Here is a link to the program code (selectiveInference) where you can partially see the rule associated with my error:

https://rdrr.io/cran/selectiveInference/src/R/funs.fixed.R

Thanks
 

hlsmith

Omega Contributor
#3
Well the code example with the sim-toy set didn't run, because I was fiddling with it, trying to rename vars, since I had comparable named vars in another opened program. And it wasn't running because I messed it up.


For anyone interested, below is the example that runs fine and is what I am trying to replicate with my own real-life data, ...still.


Code:
#logistic model
set.seed(43)
n = 50 
p  =  10 
sigma  = 1
x = matrix(rnorm(n*p),n,p)
x=scale(x,TRUE,TRUE)

beta = c(3,2,rep(0,p-2))
y = x%*%beta  + sigma*rnorm(n)
y=1*(y>mean(y))



# first run glmnet
gfit = glmnet(x,y,standardize=FALSE,family="binomial")

 # extract coef  for a given  lambda; note the  1/n  factor! 
 # (and here   we  DO    include  the  intercept  term)
lambda = .8
beta_hat  = coef(gfit, s=lambda/n, exact=TRUE)

 # compute  fixed lambda p-values  and selection intervals
out  = fixedLassoInf(x,y,beta_hat,lambda,family="binomial")
out
Post variable selection type I error, is what this is used for. Thanks!
 

hlsmith

Omega Contributor
#4
I still wonder if some of my issue may be related to missing data in the original set? Planning to hit this hard in the morning. Seems like I should be able to figure some of the following by hand.

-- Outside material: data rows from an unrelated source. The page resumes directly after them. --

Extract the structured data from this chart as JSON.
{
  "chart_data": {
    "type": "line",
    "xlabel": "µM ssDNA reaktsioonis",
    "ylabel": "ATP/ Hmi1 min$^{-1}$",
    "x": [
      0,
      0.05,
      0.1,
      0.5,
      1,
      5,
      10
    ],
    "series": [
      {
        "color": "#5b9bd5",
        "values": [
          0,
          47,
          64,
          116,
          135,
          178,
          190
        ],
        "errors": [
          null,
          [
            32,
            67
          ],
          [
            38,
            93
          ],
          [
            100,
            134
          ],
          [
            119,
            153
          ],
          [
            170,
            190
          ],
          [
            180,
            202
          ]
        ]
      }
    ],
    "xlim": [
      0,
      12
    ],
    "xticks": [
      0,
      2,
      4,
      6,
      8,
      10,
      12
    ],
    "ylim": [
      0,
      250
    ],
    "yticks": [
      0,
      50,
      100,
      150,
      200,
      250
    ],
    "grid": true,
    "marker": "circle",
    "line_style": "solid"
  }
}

tol.kkt =Tolerance for determining if an entry of the subgradient is zero


# Check the KKT conditions
g = t(x)%*%(y-x%*%beta) / lambda
if (any(abs(g) > 1+tol.kkt * sqrt(sum(y^2))))
warning(paste("Solution beta does not satisfy the KKT conditions",
"(to within specified tolerances)"))

vars = which(abs(beta) > tol.beta / sqrt(colSums(x^2)))
if(length(vars)==0){
cat("Empty model",fill=T)
return()
}
if (any(sign(g[vars]) != sign(beta[vars])))
warning(paste("Solution beta does not satisfy the KKT conditions",
"(to within specified tolerances). You might try rerunning",
"glmnet with a lower setting of the",
"'thresh' parameter, for a more accurate convergence."))
 

hlsmith

Omega Contributor
#5
Update for those who may be interested, I can get the code for the selectiveInference package to run. Much of my problems are likely related to my wonky dataset. I removed observations with missingness, which I had previously deemed MCAR. I also surmised per an error message that two independent variables actually had the exact same values and considered redundant, so I dropped one of them. They addressed a comparable construct.


The code runs and generates output, though due to the sparseness in data some confidence intervals are large and some go to infinity for some variables. I will provide more updates if I glean any other insights.
 

hlsmith

Omega Contributor
#6
I just ran a LASSO model building process with lambda based on CV for a new project (not so wonky data this time) followed by the use of selectiveInference without any issues.

It seems that I have the code all figured out. Now I need to better understand the intricacies of how the conditional procedure functions.